Bruce Brammall, The West Australian, 3 June 2024
Ah, the racy joke that was a way too blue, the juicy rumour instantly shot down as fiction, the personal overshare that crossed so many lines it also crossed a state border …
Sometimes, some things dance either side of the line between appropriate and inappropriate. And it comes down to the “eye of the beholder”.
Other times, it’s so offends the majority that only the truly stupid or insane would dare step in to defend the indefensible.
Understanding what’s appropriate isn’t just for applying to public behaviour, or teaching children right from wrong, or knowing when you’ve gone too far.
It applies equally to professional advice, including financial advice. If you’re paying for advice, you would expect, at a minimum, that you would receive advice that was appropriate to your circumstances.
Beyond the pale
Sadly, I’ve been an adviser long enough to have seen some shockers.
Storm Financial would top the list. Older Australians, who owned their own homes, were recommended to borrow to the hilt, use those funds to double up into margin loans and then even triple up into geared share funds …
What could possibly go wrong? Obviously everything if the market pooped itself. Which it did in 2008.
Is it appropriate for pension-age clients to borrow everything, then double or triple gear into volatile investments? Hmmm, not defensible.
There was a young couple who asked me to review of some advice provided by another adviser. It was brutally clear what that adviser was after – a monster commission from a property developer for convincing these clients to buy two new investment properties, one of which was in a SMSF they had recommended.
The advice was indefensible on half a dozen fronts. Clients sued, through the Australian Financial Complaints Authority. They won. Not a big sum. But the financial firm would have spent $200,000 on legal fees defending the indefensible, to ultimately save themselves about $9000 off the final settlement.
As I said, the “truly stupid or insane” will die trying to defend their own greed.
Not my grandma?
What about telling a 67-year-old grandma, hoping to retire in just a few years, she should invest her entire super nestegg into just Australian shares?
Then, 18 months later, completely switch to recommend she invest a sizeable chunk into “bear funds”, which are bets on markets tumbling? But they continued to rise, for three years and therefore …
Inappropriate, much?
What’s okay then?
When it comes to financial advice, there is a massive knowledge imbalance between a financial adviser and their client. That is why the client seeks advice.
All advisers see the world differently to each other and there’s nothing wrong with that.
How do you figure out if the advice you have been given is appropriate?
Unfortunately, there’s no easy way. But here are some of the basics that “appropriate” advice will address.
Timeframes: Your goals might be short, medium or long term. Short term (say, under three years) needs to be pretty safe – wholly or almost wholly in defensive assets, such as cash and fixed interest. GFC and Corona crashes can arrive without much warning. Longer time frames can start to take in increasing amounts of property and shares.

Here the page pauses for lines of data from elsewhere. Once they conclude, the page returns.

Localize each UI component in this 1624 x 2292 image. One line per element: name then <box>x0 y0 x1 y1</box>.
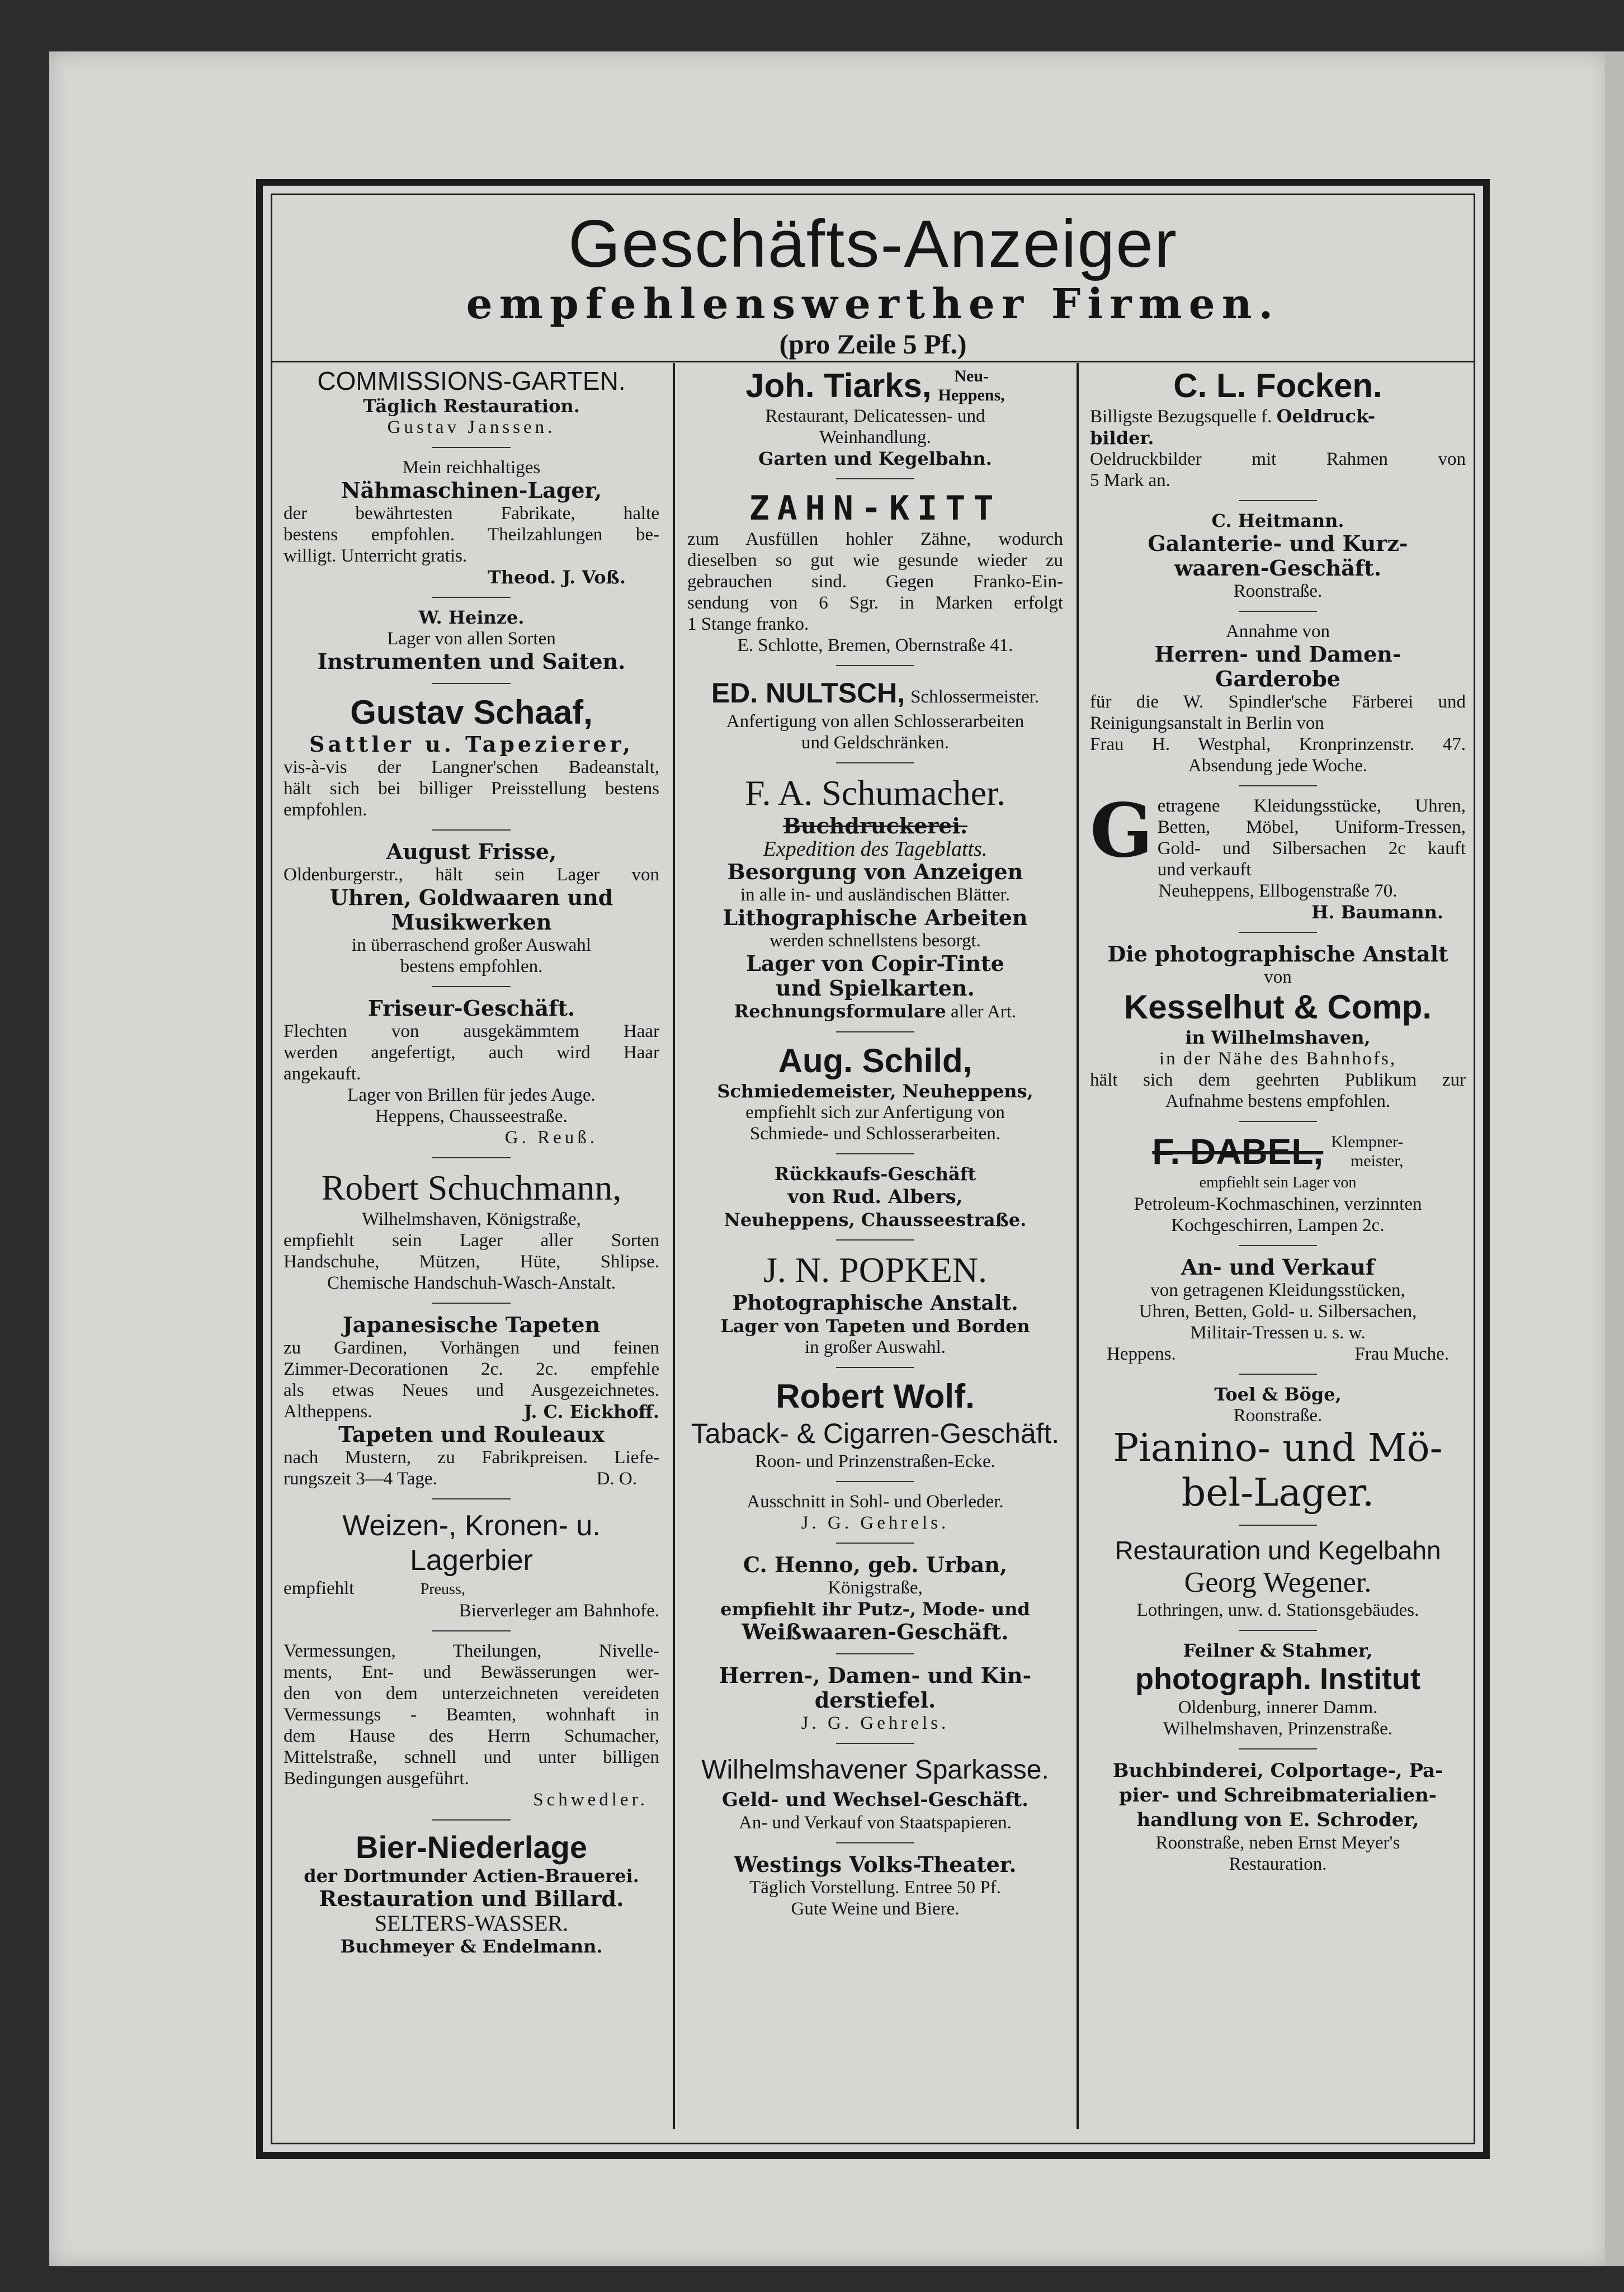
ad-line: Oldenburgerstr., hält sein Lager von <box>284 865 659 885</box>
ad-line: Oldenburg, innerer Damm. <box>1178 1697 1378 1718</box>
ad-side: Schlossermeister. <box>910 687 1040 707</box>
ad-line: Rechnungsformulare <box>734 1001 946 1022</box>
ad-separator <box>432 1157 511 1158</box>
ad-separator <box>836 1031 914 1032</box>
ad-name: Robert Schuchmann, <box>321 1168 622 1208</box>
ad-line: werden schnellstens besorgt. <box>769 931 981 951</box>
ad-line: Uhren, Goldwaaren und <box>329 885 613 910</box>
ad-line: Roonstraße. <box>1233 1406 1323 1426</box>
ad-line: empfiehlt <box>284 1578 355 1598</box>
ad-side-line: Neu- <box>954 367 989 385</box>
ad-name: J. N. POPKEN. <box>763 1250 988 1290</box>
ad-separator <box>1239 1374 1317 1375</box>
ad-name: Weizen-, Kronen- u. Lagerbier <box>342 1510 601 1577</box>
ad-line: Oeldruckbilder mit Rahmen von <box>1090 449 1466 469</box>
ad-line: Mein reichhaltiges <box>402 458 541 478</box>
ad-name: Restauration und Kegelbahn <box>1115 1536 1441 1565</box>
ad-line: E. Schlotte, Bremen, Obernstraße 41. <box>737 635 1013 655</box>
ad-line: hält sich dem geehrten Publikum zur <box>1090 1070 1466 1090</box>
ad-line: gebrauchen sind. Gegen Franko-Ein- <box>687 572 1063 592</box>
ad-line: Anfertigung von allen Schlosserarbeiten <box>726 711 1025 732</box>
ad-name: Robert Wolf. <box>776 1378 975 1415</box>
ad-side <box>938 367 1005 405</box>
ad-line: zum Ausfüllen hohler Zähne, wodurch <box>687 529 1063 549</box>
ad-separator <box>1239 500 1317 501</box>
ad-line: waaren-Geschäft. <box>1174 555 1382 581</box>
ad-line: Zimmer-Decorationen 2c. 2c. empfehle <box>284 1359 659 1379</box>
ad-westphal <box>1090 621 1466 776</box>
ad-name: Toel & Böge, <box>1214 1384 1342 1405</box>
ad-separator <box>1239 1630 1317 1631</box>
ad-heinze <box>284 607 659 674</box>
ad-name: Joh. Tiarks, <box>745 367 932 404</box>
ad-dabel <box>1090 1131 1466 1236</box>
ad-line: pier- und Schreibmaterialien- <box>1119 1784 1437 1807</box>
ad-separator <box>836 1481 914 1482</box>
ad-separator <box>1239 1121 1317 1122</box>
ad-line: Lothringen, unw. d. Stationsgebäudes. <box>1136 1600 1419 1620</box>
ad-signature: J. G. Gehrels. <box>801 1513 950 1533</box>
ad-signature: J. C. Eickhoff. <box>523 1401 659 1422</box>
ad-schild <box>687 1041 1063 1144</box>
ad-signature: H. Baumann. <box>1311 902 1443 923</box>
ad-line: Herren- und Damen- <box>1154 642 1401 667</box>
ad-line: Instrumenten und Saiten. <box>317 649 626 674</box>
ad-line: und verkauft <box>1157 860 1252 880</box>
ad-line: der Dortmunder Actien-Brauerei. <box>304 1865 639 1887</box>
ad-line: von getragenen Kleidungsstücken, <box>1150 1280 1405 1300</box>
ad-frisse <box>284 840 659 977</box>
ad-commissions-garten <box>284 366 659 438</box>
ad-schumacher <box>687 772 1063 1022</box>
ad-schroder <box>1090 1758 1466 1875</box>
ad-name: F. DABEL, <box>1152 1131 1324 1172</box>
ad-line: als etwas Neues und Ausgezeichnetes. <box>284 1380 659 1400</box>
ad-bier-preuss <box>284 1508 659 1621</box>
ad-side-line: Heppens, <box>938 386 1005 404</box>
ad-schwedler <box>284 1640 659 1810</box>
ad-line-row <box>284 1401 659 1422</box>
ad-line-row <box>284 1578 659 1600</box>
ad-separator <box>432 1819 511 1821</box>
advertisement-inner-frame <box>271 194 1475 2144</box>
ad-line: Georg Wegener. <box>1184 1567 1372 1598</box>
ad-gehrels-stiefel <box>687 1663 1063 1734</box>
advertisement-frame <box>256 179 1490 2159</box>
page-title: Geschäfts-Anzeiger <box>568 206 1178 281</box>
column-divider-1 <box>673 363 675 2129</box>
page-edge <box>1605 51 1624 2266</box>
ad-line: Tapeten und Rouleaux <box>338 1422 605 1447</box>
ad-line: empfiehlt ihr Putz-, Mode- und <box>720 1598 1030 1620</box>
ad-line: Gute Weine und Biere. <box>791 1899 960 1919</box>
ad-line: Roonstraße. <box>1233 581 1323 601</box>
ad-separator <box>836 1653 914 1654</box>
ad-line: Galanterie- und Kurz- <box>1148 531 1408 556</box>
ad-line: Wilhelmshaven, Prinzenstraße. <box>1163 1719 1393 1739</box>
ad-line: Betten, Möbel, Uniform-Tressen, <box>1157 817 1466 837</box>
ad-separator <box>836 1153 914 1154</box>
ad-name: Westings Volks-Theater. <box>734 1852 1017 1877</box>
ad-line: Restaurant, Delicatessen- und <box>765 406 985 426</box>
column-divider-2 <box>1077 363 1079 2129</box>
ad-line: Buchbinderei, Colportage-, Pa- <box>1112 1760 1443 1782</box>
ad-line: Garderobe <box>1215 666 1340 691</box>
ad-line: An- und Verkauf von Staatspapieren. <box>739 1813 1012 1833</box>
ad-name: Japanesische Tapeten <box>342 1312 601 1337</box>
ad-separator <box>1239 785 1317 786</box>
ad-line: Täglich Vorstellung. Entree 50 Pf. <box>749 1878 1001 1898</box>
ad-line: Vermessungen, Theilungen, Nivelle- <box>284 1641 659 1661</box>
ad-separator <box>432 1498 511 1499</box>
ad-line: Roon- und Prinzenstraßen-Ecke. <box>755 1451 995 1472</box>
ad-line: photograph. Institut <box>1135 1662 1420 1696</box>
ad-albers <box>687 1163 1063 1230</box>
ad-line: Weinhandlung. <box>819 427 931 447</box>
ad-line: Lager von allen Sorten <box>387 629 556 649</box>
ad-line: etragene Kleidungsstücke, Uhren, <box>1157 796 1466 816</box>
ad-line: handlung von E. Schroder, <box>1136 1809 1419 1831</box>
ad-initial: G <box>1090 787 1153 874</box>
ad-signature: D. O. <box>596 1469 637 1489</box>
ad-line: Absendung jede Woche. <box>1188 756 1368 776</box>
ad-name: C. Heitmann. <box>1211 510 1344 531</box>
ad-line: Billigste Bezugsquelle f. <box>1090 407 1272 427</box>
ad-line: Mittelstraße, schnell und unter billigen <box>284 1747 659 1767</box>
ad-line: Flechten von ausgekämmtem Haar <box>284 1021 659 1041</box>
ad-line: SELTERS-WASSER. <box>374 1911 569 1936</box>
ad-theater <box>687 1852 1063 1920</box>
ad-separator <box>1239 611 1317 612</box>
ad-line: Herren-, Damen- und Kin- <box>719 1663 1032 1688</box>
column-3 <box>1082 366 1474 2129</box>
ad-line: Pianino- und Mö- <box>1113 1426 1443 1470</box>
ad-line: 1 Stange franko. <box>687 614 809 634</box>
ad-name: Gustav Schaaf, <box>350 694 593 731</box>
ad-separator <box>1239 1748 1317 1749</box>
ad-zahnkitt <box>687 488 1063 656</box>
ad-line: dem Hause des Herrn Schumacher, <box>284 1726 659 1746</box>
ad-line: 5 Mark an. <box>1090 470 1170 491</box>
ad-line: nach Mustern, zu Fabrikpreisen. Liefe- <box>284 1447 659 1468</box>
ad-line: für die W. Spindler'sche Färberei und <box>1090 692 1466 712</box>
ad-name: Kesselhut & Comp. <box>1123 988 1432 1026</box>
page-subtitle: empfehlenswerther Firmen. <box>466 280 1280 328</box>
ad-wolf <box>687 1377 1063 1472</box>
ad-line: Gold- und Silbersachen 2c kauft <box>1157 838 1466 859</box>
ad-name: August Frisse, <box>386 839 557 864</box>
ad-separator <box>432 1303 511 1304</box>
ad-separator <box>836 1543 914 1544</box>
ad-separator <box>836 1367 914 1368</box>
ad-name: ZAHN-KITT <box>749 489 1002 528</box>
ad-line: in alle in- und ausländischen Blätter. <box>740 885 1011 905</box>
ad-popken <box>687 1249 1063 1358</box>
ad-tiarks <box>687 366 1063 469</box>
price-note: (pro Zeile 5 Pf.) <box>779 328 967 360</box>
ad-line: Neuheppens, Ellbogenstraße 70. <box>1158 881 1398 901</box>
ad-signature: Theod. J. Voß. <box>487 567 626 588</box>
ad-name-row <box>687 675 1063 711</box>
ad-line: Petroleum-Kochmaschinen, verzinnten <box>1134 1194 1422 1214</box>
ad-separator <box>432 986 511 987</box>
ad-line: Sattler u. Tapezierer, <box>309 732 634 757</box>
header-divider <box>272 361 1474 362</box>
ad-line: aller Art. <box>951 1002 1017 1022</box>
ad-line: bestens empfohlen. <box>400 956 543 977</box>
ad-toel-boege <box>1090 1384 1466 1516</box>
ad-line: Bedingungen ausgeführt. <box>284 1768 469 1789</box>
ad-eickhoff <box>284 1313 659 1489</box>
ad-line: Buchmeyer & Endelmann. <box>340 1936 603 1957</box>
ad-separator <box>1239 932 1317 933</box>
ad-line: bilder. <box>1090 427 1154 449</box>
ad-name: Nähmaschinen-Lager, <box>341 478 602 503</box>
ad-line: Heppens. <box>1107 1344 1176 1364</box>
ad-signature: J. G. Gehrels. <box>801 1713 950 1733</box>
ad-line: Taback- & Cigarren-Geschäft. <box>691 1418 1060 1449</box>
ad-line: Handschuhe, Mützen, Hüte, Shlipse. <box>284 1252 659 1272</box>
column-2 <box>679 366 1071 2129</box>
ad-name: Aug. Schild, <box>778 1042 972 1079</box>
ad-wegener <box>1090 1535 1466 1621</box>
ad-line: Roonstraße, neben Ernst Meyer's <box>1155 1833 1400 1853</box>
ad-line: dieselben so gut wie gesunde wieder zu <box>687 550 1063 570</box>
ad-name: Feilner & Stahmer, <box>1183 1640 1373 1661</box>
ad-separator <box>836 1743 914 1744</box>
ad-name-row <box>687 366 1063 405</box>
ad-line: Kochgeschirren, Lampen 2c. <box>1171 1215 1385 1235</box>
ad-line: willigt. Unterricht gratis. <box>284 546 468 566</box>
ad-bier-niederlage <box>284 1829 659 1957</box>
ad-heitmann <box>1090 510 1466 602</box>
ad-focken <box>1090 366 1466 491</box>
ad-separator <box>432 447 511 448</box>
ad-henno <box>687 1553 1063 1644</box>
ad-name: COMMISSIONS-GARTEN. <box>317 366 626 395</box>
ad-line: und Spielkarten. <box>776 975 975 1001</box>
ad-line-row <box>1090 405 1466 427</box>
ad-line: hält sich bei billiger Preisstellung bestens <box>284 779 659 799</box>
ad-line: derstiefel. <box>814 1687 936 1713</box>
ad-separator <box>1239 1245 1317 1246</box>
ad-separator <box>836 478 914 479</box>
ad-line: Schmiede- und Schlosserarbeiten. <box>749 1124 1001 1144</box>
page-header <box>272 207 1474 360</box>
ad-line: Oeldruck- <box>1276 405 1376 427</box>
ad-side <box>1331 1133 1403 1171</box>
ad-separator <box>432 829 511 831</box>
ad-line: Königstraße, <box>828 1578 923 1598</box>
ad-line: angekauft. <box>284 1064 361 1084</box>
ad-signature: Schwedler. <box>533 1790 648 1810</box>
ad-sparkasse <box>687 1753 1063 1833</box>
ad-line: Weißwaaren-Geschäft. <box>742 1619 1009 1644</box>
ad-name-row <box>1090 1131 1466 1172</box>
ad-line: bel-Lager. <box>1181 1471 1375 1515</box>
ad-line: vis-à-vis der Langner'schen Badeanstalt, <box>284 757 659 777</box>
ad-kesselhut <box>1090 942 1466 1112</box>
ad-name: C. L. Focken. <box>1173 367 1382 404</box>
ad-line: empfohlen. <box>284 800 367 820</box>
ad-line: Annahme von <box>1225 621 1330 642</box>
ad-separator <box>1239 1525 1317 1526</box>
ad-schuchmann <box>284 1167 659 1294</box>
ad-line: zu Gardinen, Vorhängen und feinen <box>284 1338 659 1358</box>
ad-line: Frau H. Westphal, Kronprinzenstr. 47. <box>1090 734 1466 754</box>
ad-side-line: meister, <box>1350 1152 1404 1170</box>
ad-line: von <box>1264 967 1292 987</box>
ad-line: Heppens, Chausseestraße. <box>375 1106 568 1126</box>
ad-line: Lithographische Arbeiten <box>723 905 1028 930</box>
ad-line: empfiehlt sein Lager aller Sorten <box>284 1230 659 1251</box>
ad-line: Preuss, <box>420 1581 465 1598</box>
ad-line: in großer Auswahl. <box>804 1337 946 1357</box>
ad-line: Bierverleger am Bahnhofe. <box>459 1601 659 1621</box>
ad-name: Wilhelmshavener Sparkasse. <box>701 1755 1049 1785</box>
ad-name: C. Henno, geb. Urban, <box>743 1552 1008 1577</box>
ad-nultsch <box>687 675 1063 753</box>
ad-line: Altheppens. <box>284 1402 372 1422</box>
ad-owner: Gustav Janssen. <box>387 417 556 437</box>
ad-line: Geld- und Wechsel-Geschäft. <box>721 1789 1029 1811</box>
ad-line: Restauration und Billard. <box>319 1886 624 1911</box>
ad-line: Garten und Kegelbahn. <box>758 448 992 469</box>
ad-line: Vermessungs - Beamten, wohnhaft in <box>284 1705 659 1725</box>
ad-name: F. A. Schumacher. <box>745 773 1005 813</box>
ad-line: Lager von Copir-Tinte <box>746 951 1004 976</box>
ad-line: Die photographische Anstalt <box>1107 941 1448 966</box>
ad-line: Besorgung von Anzeigen <box>727 859 1023 884</box>
ad-line: ments, Ent- und Bewässerungen wer- <box>284 1662 659 1682</box>
ad-line-row <box>1090 1343 1466 1365</box>
ad-line: empfiehlt sein Lager von <box>1199 1174 1357 1191</box>
ad-name: Bier-Niederlage <box>356 1829 587 1865</box>
ad-side-line: Klempner- <box>1331 1133 1404 1151</box>
ad-name: ED. NULTSCH, <box>711 677 905 709</box>
ad-name: An- und Verkauf <box>1181 1255 1375 1280</box>
ad-line: Neuheppens, Chausseestraße. <box>724 1209 1027 1230</box>
ad-line: rungszeit 3—4 Tage. <box>284 1469 437 1489</box>
ad-line: und Geldschränken. <box>801 733 949 753</box>
ad-line: Militair-Tressen u. s. w. <box>1190 1323 1366 1343</box>
ad-line: empfiehlt sich zur Anfertigung von <box>745 1102 1005 1123</box>
ad-separator <box>432 1630 511 1631</box>
ad-line: Buchdruckerei. <box>782 813 968 838</box>
ad-separator <box>432 683 511 684</box>
ad-line: Uhren, Betten, Gold- u. Silbersachen, <box>1139 1301 1417 1322</box>
ad-line: Lager von Tapeten und Borden <box>720 1315 1030 1337</box>
ad-line: Restauration. <box>1229 1854 1327 1874</box>
ad-line: Aufnahme bestens empfohlen. <box>1165 1091 1391 1111</box>
ad-line: bestens empfohlen. Theilzahlungen be- <box>284 525 659 545</box>
ad-muche <box>1090 1255 1466 1365</box>
ad-line: Wilhelmshaven, Königstraße, <box>362 1209 581 1229</box>
column-1 <box>276 366 667 2129</box>
ad-reusz <box>284 996 659 1148</box>
ad-line: Lager von Brillen für jedes Auge. <box>347 1085 596 1105</box>
ad-line: Musikwerken <box>391 909 552 935</box>
ad-schaaf <box>284 693 659 820</box>
ad-separator <box>432 597 511 598</box>
ad-line: Reinigungsanstalt in Berlin von <box>1090 713 1324 733</box>
ad-feilner-stahmer <box>1090 1640 1466 1739</box>
ad-name: W. Heinze. <box>418 607 525 628</box>
ad-separator <box>836 1842 914 1843</box>
ad-line: sendung von 6 Sgr. in Marken erfolgt <box>687 593 1063 613</box>
ad-name: Rückkaufs-Geschäft <box>774 1163 976 1185</box>
ad-signature: Frau Muche. <box>1354 1344 1449 1364</box>
ad-line: in der Nähe des Bahnhofs, <box>1159 1049 1397 1069</box>
ad-baumann <box>1090 787 1466 923</box>
ad-separator <box>836 1239 914 1241</box>
ad-name: Friseur-Geschäft. <box>367 996 575 1021</box>
ad-separator <box>836 665 914 666</box>
ad-line: der bewährtesten Fabrikate, halte <box>284 503 659 524</box>
ad-line: Chemische Handschuh-Wasch-Anstalt. <box>327 1273 616 1293</box>
ad-gehrels-leder <box>687 1491 1063 1534</box>
ad-line: werden angefertigt, auch wird Haar <box>284 1043 659 1063</box>
ad-line: von Rud. Albers, <box>787 1186 963 1208</box>
ad-line: Schmiedemeister, Neuheppens, <box>717 1081 1033 1102</box>
ad-vosz <box>284 457 659 588</box>
ad-separator <box>836 762 914 763</box>
ad-line: in Wilhelmshaven, <box>1185 1027 1371 1048</box>
ad-line-row <box>284 1468 659 1489</box>
ad-line-row <box>687 1001 1063 1022</box>
ad-line: Ausschnitt in Sohl- und Oberleder. <box>747 1492 1004 1512</box>
ad-line: den von dem unterzeichneten vereideten <box>284 1683 659 1704</box>
ad-line: Täglich Restauration. <box>363 395 580 417</box>
ad-signature: G. Reuß. <box>504 1128 598 1148</box>
ad-line: Expedition des Tageblatts. <box>763 837 988 861</box>
ad-line: in überraschend großer Auswahl <box>352 935 591 955</box>
ad-line: Photographische Anstalt. <box>732 1291 1018 1315</box>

Risk tolerance: How much risk are you prepared to take on? Some investors aren’t willing to take on much risk. Others are prepared to take on more, when they’ve been educated and understand the risks. Other people are comfortable with 9higher risks. Has your tolerance to risk been properly examined?
Diversification: Eggs and baskets. Does the advice recommend investment across different asset classes and regions? If not, ask why. Australian and international exposure to shares, property and fixed interest is generally recommended for a diversified portfolio.
Insurance risk assessment: How would you or your family cope if something happened to a breadwinner? Insurance isn’t the sexy part of financial advice, but it needs to be considered. Some might be too old, unhealthy, or insurance might be too expensive, but there should to be an assessment of the risks.
Overpromising: When advice suggests double digit returns are consistently likely, you’ve got to ask more questions about risk.
Inappropriate advice is a little bit of “I know it when I see it”. But the knowledge imbalance can make that job hard.
Advice needs to be tailored to every individual situation.
Sometimes, if something doesn’t smell right, it might be worth paying for an independent second opinion.